The latest capital-flow data suggest those measures are making an impression, prompting hedge funds and other investors to abandon their bets against Denmark’s peg. London-based LNG Capital said in February it was no longer hedged against a collapse of the Danish currency regime, while Danish pension fund PFA A/S said the same month krone assets were losing their appeal.
The krone lost as much as 0.15 percent against the euro on Wednesday, its biggest decline since Feb. 20, based on closing prices.
“The political mandate is so strong that nobody’s really questioning the top priority being that Denmark maintain its peg,” the 38-year-old Oestergaard said. He became economy minister in September, after his predecessor, Margrethe Vestager, left the Danish government to become the European Union’s competition commissioner.
The extreme measures taken to defend the currency regime have driven down interest rates across Danish debt markets, with the shortest-term mortgage bonds trading at negative yields. That means that, but for an administrative fee charged by banks, borrowers would be paid to take on more debt.
The development has already driven up house prices, with some parts of Copenhagen witnessing levels that exceed their 2007 peak. By 2008, Denmark’s housing bubble had burst, sending the nation into a recession that undermined consumer demand for half a decade.
In a report published on Wednesday, Nordea Bank AB warned that Denmark’s defense of its currency regime risks fueling another housing bubble. Given the pressure on interest rates coming from the European Central Bank’s bond purchases, it’s difficult to assess when monetary conditions might normalize in Denmark, Nordea said.
Even before Denmark’s currency defense drove rates below zero, policy makers and regulators were discussing how to protect the housing market from future imbalances. Banks are under pressure to scale back issuance of one-year bonds used to refinance home loans as long as 30 years and the central bank has consistently criticized households’ addiction to interest-only mortgages.

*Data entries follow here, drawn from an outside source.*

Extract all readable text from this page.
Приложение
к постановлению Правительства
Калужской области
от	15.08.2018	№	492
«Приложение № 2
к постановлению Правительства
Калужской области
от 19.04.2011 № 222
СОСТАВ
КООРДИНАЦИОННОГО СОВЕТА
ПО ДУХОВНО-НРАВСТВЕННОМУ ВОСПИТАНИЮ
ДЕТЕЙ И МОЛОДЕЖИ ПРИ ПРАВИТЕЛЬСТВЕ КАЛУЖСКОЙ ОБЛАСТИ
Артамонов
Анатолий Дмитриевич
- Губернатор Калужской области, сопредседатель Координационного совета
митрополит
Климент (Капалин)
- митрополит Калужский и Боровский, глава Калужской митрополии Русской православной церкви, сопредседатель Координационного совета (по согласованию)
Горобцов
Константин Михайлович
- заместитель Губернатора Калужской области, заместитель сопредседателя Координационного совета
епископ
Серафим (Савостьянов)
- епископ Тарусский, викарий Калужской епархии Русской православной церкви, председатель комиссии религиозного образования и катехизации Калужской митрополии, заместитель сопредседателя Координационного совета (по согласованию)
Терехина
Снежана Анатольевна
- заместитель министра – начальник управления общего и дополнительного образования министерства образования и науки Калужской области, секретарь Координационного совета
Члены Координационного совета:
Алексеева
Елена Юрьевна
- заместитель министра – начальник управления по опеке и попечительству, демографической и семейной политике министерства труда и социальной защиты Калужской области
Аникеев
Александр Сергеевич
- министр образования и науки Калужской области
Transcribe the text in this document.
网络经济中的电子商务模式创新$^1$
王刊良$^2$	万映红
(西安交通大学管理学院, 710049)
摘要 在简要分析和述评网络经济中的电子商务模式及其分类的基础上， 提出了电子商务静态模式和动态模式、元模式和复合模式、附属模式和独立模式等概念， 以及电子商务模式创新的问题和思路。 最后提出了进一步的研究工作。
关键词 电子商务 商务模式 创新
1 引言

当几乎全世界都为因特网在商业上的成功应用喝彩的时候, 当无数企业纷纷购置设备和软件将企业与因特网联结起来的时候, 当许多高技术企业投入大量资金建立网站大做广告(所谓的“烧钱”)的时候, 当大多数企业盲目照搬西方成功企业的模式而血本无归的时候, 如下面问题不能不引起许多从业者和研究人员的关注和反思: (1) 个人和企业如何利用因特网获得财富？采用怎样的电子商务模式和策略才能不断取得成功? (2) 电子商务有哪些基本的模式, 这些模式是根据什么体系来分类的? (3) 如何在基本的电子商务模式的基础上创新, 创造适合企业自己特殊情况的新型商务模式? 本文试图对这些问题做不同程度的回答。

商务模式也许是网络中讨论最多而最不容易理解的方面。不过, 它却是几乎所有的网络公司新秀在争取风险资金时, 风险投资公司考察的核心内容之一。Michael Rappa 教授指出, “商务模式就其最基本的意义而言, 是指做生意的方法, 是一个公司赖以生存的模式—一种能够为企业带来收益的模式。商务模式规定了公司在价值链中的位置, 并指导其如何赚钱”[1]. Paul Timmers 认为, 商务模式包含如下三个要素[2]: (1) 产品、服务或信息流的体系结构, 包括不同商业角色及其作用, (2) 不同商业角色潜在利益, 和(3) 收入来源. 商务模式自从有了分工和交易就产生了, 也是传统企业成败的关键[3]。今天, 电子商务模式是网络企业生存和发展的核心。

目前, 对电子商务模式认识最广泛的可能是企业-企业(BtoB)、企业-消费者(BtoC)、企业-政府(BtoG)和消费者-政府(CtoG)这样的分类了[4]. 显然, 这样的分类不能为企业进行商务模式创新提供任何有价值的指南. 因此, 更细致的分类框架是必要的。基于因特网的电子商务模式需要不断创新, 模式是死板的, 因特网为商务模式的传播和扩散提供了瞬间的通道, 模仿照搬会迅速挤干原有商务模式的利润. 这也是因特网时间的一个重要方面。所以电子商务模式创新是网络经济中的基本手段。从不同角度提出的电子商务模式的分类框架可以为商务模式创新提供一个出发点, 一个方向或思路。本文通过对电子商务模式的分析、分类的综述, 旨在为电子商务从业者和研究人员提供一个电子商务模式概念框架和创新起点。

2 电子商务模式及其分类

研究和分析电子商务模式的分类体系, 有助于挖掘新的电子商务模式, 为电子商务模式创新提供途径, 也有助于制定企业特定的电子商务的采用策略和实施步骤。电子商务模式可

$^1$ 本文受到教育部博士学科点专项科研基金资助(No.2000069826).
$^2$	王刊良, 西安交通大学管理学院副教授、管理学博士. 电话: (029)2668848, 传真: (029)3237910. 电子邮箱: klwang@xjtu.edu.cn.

Though the government isn’t discussing a housing market intervention for the time being, “we’re monitoring” the situation “to see where it may lead us, if it continues,” Oestergaard said. “All discussions are then on how we intervene in the housing market,” leaving the peg’s defense to the central bank, he said.
To be sure, Denmark’s negative interest rates represent a much-needed stimulus package and are helping an economy that’s still about 3 percent smaller than it was in 2007. After falling in January, consumer prices rose just 0.2 percent on an annual basis in February, to about one-tenth the level the ECB targets.
“For an economy in a slow recovery, low interest rates and low oil prices are good,” Oestergaard said. “The question is then whether we’ll arrive at a situation that requires us to develop political measures that counter” the risk of overheating. “I think you can develop a scenario where cheap money overheats the economy, but that’s still a few years away.”